If you actually cared enough to read through this entire completely  inconsequential  post,  then I count you among the faithful which have an obligation to leave feedback for me to use in determining the direction of this website.  Thanks for your time.  I love you all.  Really.  Please know I consider you my dearest and closest internet friends.  I’ll never forget this time we’ve spent together.  I love you.  Always.

Silver fish hand catch!


8 thoughts on “Open Mic: the Blog Reset Button (I need your feedback!)

  1. I think you should condense everything into ONE single source. One place for your random thoughts, philly happening’s, long insightful and questioning posts.

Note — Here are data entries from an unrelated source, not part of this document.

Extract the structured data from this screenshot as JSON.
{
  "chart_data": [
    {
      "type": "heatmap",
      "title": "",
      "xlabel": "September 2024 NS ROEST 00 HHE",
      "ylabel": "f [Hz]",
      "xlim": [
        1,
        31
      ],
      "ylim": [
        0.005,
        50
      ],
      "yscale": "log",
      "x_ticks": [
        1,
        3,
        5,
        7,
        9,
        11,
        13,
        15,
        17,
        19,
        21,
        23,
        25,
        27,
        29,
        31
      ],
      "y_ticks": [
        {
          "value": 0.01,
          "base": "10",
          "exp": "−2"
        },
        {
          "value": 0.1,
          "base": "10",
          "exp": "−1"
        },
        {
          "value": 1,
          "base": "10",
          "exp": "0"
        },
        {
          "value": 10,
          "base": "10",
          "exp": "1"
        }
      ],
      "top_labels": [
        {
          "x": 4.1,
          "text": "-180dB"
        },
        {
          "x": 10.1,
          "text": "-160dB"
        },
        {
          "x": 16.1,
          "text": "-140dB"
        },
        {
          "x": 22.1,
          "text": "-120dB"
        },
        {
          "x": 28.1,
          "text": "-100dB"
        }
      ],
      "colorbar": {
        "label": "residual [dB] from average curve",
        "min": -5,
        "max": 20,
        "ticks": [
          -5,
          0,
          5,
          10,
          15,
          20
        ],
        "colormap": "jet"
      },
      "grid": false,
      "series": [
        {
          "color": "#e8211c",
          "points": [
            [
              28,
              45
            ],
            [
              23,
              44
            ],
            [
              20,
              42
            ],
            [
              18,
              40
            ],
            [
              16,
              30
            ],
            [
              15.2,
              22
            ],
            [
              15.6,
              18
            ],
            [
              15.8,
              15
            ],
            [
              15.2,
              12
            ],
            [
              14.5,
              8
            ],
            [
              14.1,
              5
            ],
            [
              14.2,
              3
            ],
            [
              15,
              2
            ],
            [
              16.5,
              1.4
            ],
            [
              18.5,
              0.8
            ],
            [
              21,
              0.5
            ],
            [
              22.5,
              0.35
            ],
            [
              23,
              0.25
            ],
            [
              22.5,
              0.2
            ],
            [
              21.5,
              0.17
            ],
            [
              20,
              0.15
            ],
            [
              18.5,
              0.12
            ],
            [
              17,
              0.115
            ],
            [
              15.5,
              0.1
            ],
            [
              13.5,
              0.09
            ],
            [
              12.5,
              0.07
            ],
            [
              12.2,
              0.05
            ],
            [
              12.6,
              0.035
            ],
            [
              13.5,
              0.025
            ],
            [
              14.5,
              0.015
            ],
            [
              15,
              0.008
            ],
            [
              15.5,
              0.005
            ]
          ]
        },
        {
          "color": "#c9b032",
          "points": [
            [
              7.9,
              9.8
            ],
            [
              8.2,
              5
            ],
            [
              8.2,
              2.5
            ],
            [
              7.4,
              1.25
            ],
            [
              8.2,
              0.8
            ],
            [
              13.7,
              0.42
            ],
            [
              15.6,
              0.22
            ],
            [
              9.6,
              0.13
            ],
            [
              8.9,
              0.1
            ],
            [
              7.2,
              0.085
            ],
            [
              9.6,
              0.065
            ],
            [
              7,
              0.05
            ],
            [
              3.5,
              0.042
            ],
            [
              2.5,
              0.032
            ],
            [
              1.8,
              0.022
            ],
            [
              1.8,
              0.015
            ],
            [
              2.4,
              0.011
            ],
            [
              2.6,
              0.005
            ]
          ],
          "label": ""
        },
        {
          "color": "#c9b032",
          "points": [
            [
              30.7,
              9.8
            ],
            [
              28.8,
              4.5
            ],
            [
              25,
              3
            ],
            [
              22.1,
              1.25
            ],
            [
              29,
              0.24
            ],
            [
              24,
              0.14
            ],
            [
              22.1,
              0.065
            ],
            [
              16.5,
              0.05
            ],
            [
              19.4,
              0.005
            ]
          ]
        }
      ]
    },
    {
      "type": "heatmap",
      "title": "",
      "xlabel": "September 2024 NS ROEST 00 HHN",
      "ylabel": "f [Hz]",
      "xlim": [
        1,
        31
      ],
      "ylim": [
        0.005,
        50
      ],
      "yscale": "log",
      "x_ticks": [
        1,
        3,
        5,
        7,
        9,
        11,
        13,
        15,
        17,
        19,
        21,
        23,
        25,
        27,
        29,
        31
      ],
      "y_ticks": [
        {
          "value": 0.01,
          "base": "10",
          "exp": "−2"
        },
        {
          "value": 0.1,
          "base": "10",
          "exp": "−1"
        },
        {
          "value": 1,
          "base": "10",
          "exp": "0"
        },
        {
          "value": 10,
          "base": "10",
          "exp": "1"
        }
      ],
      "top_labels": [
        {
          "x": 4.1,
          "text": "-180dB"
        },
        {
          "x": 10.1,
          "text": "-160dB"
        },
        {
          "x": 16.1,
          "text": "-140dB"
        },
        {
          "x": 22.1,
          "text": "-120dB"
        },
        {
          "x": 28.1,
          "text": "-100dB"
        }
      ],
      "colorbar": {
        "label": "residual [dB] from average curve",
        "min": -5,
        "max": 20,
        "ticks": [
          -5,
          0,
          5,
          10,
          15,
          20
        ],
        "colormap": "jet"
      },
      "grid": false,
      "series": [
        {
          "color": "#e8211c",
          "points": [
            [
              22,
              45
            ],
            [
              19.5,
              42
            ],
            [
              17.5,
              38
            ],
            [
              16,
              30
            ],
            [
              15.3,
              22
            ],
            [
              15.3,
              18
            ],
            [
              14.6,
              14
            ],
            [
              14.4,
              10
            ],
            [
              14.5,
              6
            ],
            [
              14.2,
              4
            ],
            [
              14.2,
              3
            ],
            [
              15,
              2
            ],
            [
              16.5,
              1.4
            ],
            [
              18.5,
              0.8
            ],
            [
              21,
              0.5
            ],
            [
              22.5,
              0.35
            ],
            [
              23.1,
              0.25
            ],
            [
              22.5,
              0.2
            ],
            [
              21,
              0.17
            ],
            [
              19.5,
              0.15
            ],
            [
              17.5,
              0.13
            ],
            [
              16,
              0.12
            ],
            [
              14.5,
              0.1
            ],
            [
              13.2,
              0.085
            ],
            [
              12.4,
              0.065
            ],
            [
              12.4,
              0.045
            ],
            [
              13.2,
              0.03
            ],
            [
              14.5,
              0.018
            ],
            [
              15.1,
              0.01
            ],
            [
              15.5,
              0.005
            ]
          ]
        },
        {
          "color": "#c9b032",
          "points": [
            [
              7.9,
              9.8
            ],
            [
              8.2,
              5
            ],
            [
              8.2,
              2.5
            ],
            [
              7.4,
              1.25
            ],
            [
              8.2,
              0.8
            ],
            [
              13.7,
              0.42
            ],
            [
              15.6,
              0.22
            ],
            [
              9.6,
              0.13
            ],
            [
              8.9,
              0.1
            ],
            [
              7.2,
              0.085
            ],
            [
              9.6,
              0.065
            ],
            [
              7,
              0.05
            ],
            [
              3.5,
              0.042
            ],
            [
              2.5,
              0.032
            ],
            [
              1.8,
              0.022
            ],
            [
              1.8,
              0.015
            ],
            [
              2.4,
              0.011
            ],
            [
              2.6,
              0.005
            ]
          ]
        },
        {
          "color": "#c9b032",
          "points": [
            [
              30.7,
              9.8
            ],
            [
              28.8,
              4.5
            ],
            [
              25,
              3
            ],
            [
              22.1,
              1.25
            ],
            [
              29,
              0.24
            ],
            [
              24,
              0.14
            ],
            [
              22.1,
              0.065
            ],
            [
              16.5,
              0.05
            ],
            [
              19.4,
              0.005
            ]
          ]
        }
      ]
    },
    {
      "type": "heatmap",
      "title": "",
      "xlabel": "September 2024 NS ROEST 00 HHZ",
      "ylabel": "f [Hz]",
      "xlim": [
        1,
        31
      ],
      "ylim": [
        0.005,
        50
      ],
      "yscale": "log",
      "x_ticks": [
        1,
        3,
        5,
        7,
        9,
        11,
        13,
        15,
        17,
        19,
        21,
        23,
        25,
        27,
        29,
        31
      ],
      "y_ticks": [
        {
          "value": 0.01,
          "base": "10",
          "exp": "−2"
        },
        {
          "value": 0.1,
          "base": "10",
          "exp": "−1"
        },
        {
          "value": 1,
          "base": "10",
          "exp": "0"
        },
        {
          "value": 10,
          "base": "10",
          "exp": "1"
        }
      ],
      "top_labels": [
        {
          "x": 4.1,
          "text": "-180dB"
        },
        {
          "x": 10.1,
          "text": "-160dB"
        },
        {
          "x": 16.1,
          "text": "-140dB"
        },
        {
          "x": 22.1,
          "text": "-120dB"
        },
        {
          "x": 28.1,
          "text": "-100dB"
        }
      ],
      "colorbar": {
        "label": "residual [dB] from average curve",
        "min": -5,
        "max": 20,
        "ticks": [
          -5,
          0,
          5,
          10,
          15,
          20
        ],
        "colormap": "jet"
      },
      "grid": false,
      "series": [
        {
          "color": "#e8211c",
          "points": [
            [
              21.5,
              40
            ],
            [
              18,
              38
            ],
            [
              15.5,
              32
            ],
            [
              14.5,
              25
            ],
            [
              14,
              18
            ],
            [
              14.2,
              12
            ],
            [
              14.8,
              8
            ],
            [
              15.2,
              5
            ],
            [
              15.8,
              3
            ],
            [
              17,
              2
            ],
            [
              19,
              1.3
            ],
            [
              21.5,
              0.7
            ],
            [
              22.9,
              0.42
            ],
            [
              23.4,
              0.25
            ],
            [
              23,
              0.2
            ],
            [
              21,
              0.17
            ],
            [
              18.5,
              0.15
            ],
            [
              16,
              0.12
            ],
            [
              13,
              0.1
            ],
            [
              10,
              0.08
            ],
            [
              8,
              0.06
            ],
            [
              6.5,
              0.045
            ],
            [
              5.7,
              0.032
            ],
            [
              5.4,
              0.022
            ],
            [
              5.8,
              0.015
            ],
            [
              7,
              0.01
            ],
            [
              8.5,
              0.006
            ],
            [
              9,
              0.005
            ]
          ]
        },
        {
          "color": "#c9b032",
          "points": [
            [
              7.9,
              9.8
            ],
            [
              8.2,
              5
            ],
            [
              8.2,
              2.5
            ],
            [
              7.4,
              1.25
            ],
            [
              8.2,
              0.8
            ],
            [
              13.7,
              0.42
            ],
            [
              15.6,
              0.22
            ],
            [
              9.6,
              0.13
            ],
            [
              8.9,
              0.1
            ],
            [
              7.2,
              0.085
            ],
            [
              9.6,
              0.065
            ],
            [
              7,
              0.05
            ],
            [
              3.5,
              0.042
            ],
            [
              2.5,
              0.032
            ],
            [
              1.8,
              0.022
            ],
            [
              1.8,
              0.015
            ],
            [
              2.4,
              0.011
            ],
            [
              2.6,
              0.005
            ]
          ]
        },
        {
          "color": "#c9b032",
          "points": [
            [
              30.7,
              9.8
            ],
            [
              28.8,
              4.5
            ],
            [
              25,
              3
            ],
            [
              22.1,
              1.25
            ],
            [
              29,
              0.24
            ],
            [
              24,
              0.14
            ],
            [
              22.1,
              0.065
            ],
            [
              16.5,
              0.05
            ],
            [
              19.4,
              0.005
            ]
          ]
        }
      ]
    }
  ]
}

    I think the one thing i would suggest is to make sure you’re writing for you. Don’t write for others, you have to create for yourself. Find that child like passion that all creative individuals have. Find that little fire, figure out what it is that fuels that fire and throw fuel on the fire. What makes you want to write. What was it that made you want to start all these endeavors? Find that.

    Then, figure out a time that you can schedule, like you would work, a time to write. Don’t push it off for time with the guys, your favorite tv show, just devote that time to fuel the fire. You may not write much more than “what the f— am i wasting my time here?! I’m writing nothing” the simple acto f devoting yourself to that time to do that thing will work wonders.

    “Would you still [write] if you knew no body would ever [read] it? If no… then maybe you’re not meant to be a [writer.]” A professor asked me that, about art, and it really made me think and it changed my whole thinking about art making.


  2. Okay, Mike. What if I actually wrote the bigger articles on Reform & Revive, but did mini articles here to send people over there (like I do with my Patrol articles)?

    p.s.-thanks for your encouragement and reply. I already have five new posts completely finished and ready to go for the next couple of weeks.



  3. Paul,

    I enjoy your musings on life and faith. I find your wrestling through theology and real life implications to be enjoying. Mainly because it’s good to actually hear people wrestle through these things and not just intellectually believe them. It’s also the place where I am currently. I also really just love you as a brother and want to be able to encourage you in all things. I’m Timothy to your Paul.



  4. I will have to second Tim’s comment. I stumbled across your twitter posts some time ago and picked up on your writting from there the wrestling with life, theology, and real life implications are what have really resonated with me. I’ve become a pretty big fan of Patrol. I’m not a seasoned writter or even much of an novice, but I do think that mike is onto something. If you have other places that your writting is more “structured” why not have a place that is just fun, where you can just write.

    Either way I think you’ll figure it out. Wrestle on brother.